On nawet do kopania rowów sie nie nadaje,to ludzie którzy jak wytresowani potrafią ślepo wykonywać polecenia przełożonych i utrudniać uczciwym ludziom życie.Lubią się wywyższać i pokazywać innym jaką to oni mają wadzę.Większość nie potrafi nic a stanowiska dostali dzięki układom,rodzinie , partyjnej nomenklaturze czy temu że są głupsi od przełożonego.Zauważyliście że władza nie toleruje podwładnych mądrzejszych od siebie,tacy mogliby mieć swoje zdanie i się stawiać czasami.Ma być BMW-bierny,mierny ale wierny.
[quote=gość: POstępowy] On nawet do kopania rowów sie nie nadaje,to ludzie którzy jak wytresowani potrafią ślepo wykonywać polecenia przełożonych i utrudniać uczciwym ludziom życie.Lubią się wywyższać i pokazywać innym jaką to oni mają wadzę.Większość nie potrafi nic a stanowiska dostali dzięki układom,rodzinie , partyjnej nomenklaturze czy temu że są głupsi od przełożonego.Zauważyliście że władza nie toleruje podwładnych mądrzejszych od siebie,tacy mogliby mieć swoje zdanie i się stawiać czasami.Ma być BMW-bierny,mierny ale wierny. [/quote]
Postępowy świetnie to ująłeś, niestety, wielu moich znajomych doświadczyło tego z rąk kierownik mops-u,stare dzieje ale wiem że niszczy każdego kto ma coś więcej do powiedzenia :)
Macie rację w tym co piszecie o starych urzędasach. Sama pracowałam kiedyś w urzędzie. To okropna praca- monotonna, bez perspektyw. Jeśli zbytnio się przykładasz do pracy, jesteś uczciwy i życzliwy w stosunku do petentów- to zostaniesz zgnojony przez resztę pracowników i przełożonego. W 90% do pracy dostaje się rodzina i znajomi. Oczywiście wszyscy są po studiach- tylko jakich! Prywatne uczelnie- typu Kielecka w Myślenicach albo po kierunkach pedagogika albo politologia. Co to ma wspólnego z pracą urzędnika państwowego? Powinni przyjmować po: prawie lub ekonomii! Taki mamy dziwny kraj. Tylu fachowców, a urzędasy niedouczone grzeją tyłki w ciepłych posadkach! Nigdy nie będzie dobrze! Chyba, że w innym kraju. Na pewno nie tu! Horror!
[quote=gość: aenigma] Macie rację w tym co piszecie o starych urzędasach. Sama pracowałam kiedyś w urzędzie. To okropna praca- monotonna, bez perspektyw. Jeśli zbytnio się przykładasz do pracy, jesteś uczciwy i życzliwy w stosunku do petentów- to zostaniesz zgnojony przez resztę pracowników i przełożonego. W 90% do pracy dostaje się rodzina i znajomi. Oczywiście wszyscy są po studiach- tylko jakich! Prywatne uczelnie- typu Kielecka w Myślenicach albo po kierunkach pedagogika albo politologia. Co to ma wspólnego z pracą urzędnika państwowego? Powinni przyjmować po: prawie lub ekonomii! Taki mamy dziwny kraj. Tylu fachowców, a urzędasy niedouczone grzeją tyłki w ciepłych posadkach! Nigdy nie będzie dobrze! Chyba, że w innym kraju. Na pewno nie tu! Horror! [/quote]

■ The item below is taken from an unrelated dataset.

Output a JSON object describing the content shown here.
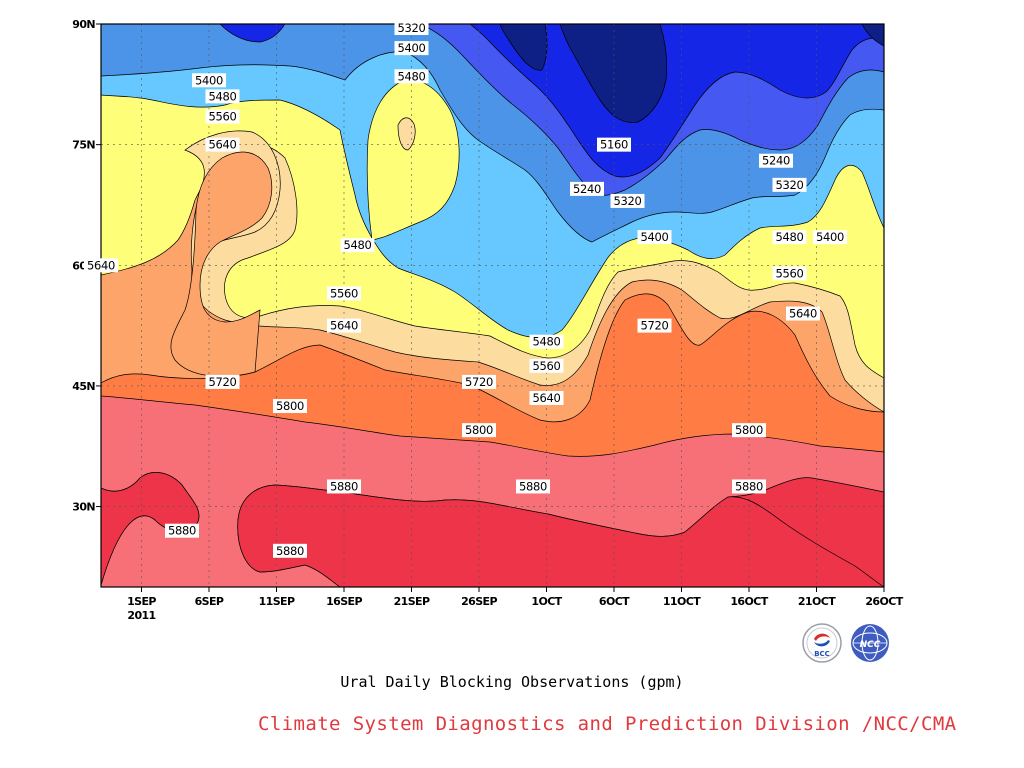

Wiesz dużo racji,ale to raczej domena małych miasteczek choć w Krakowie też trudno o pracę w urzędzie ot tak z ulicy.Na plus to to że są tam ludzie zdecydowanie lepiej wykształceni, z wyższą kulturą osobistą, środowisko wielkomiejskie jednak wyznacza pewien poziom.
słyszał ktos o pracy w sklepie gdzies?>??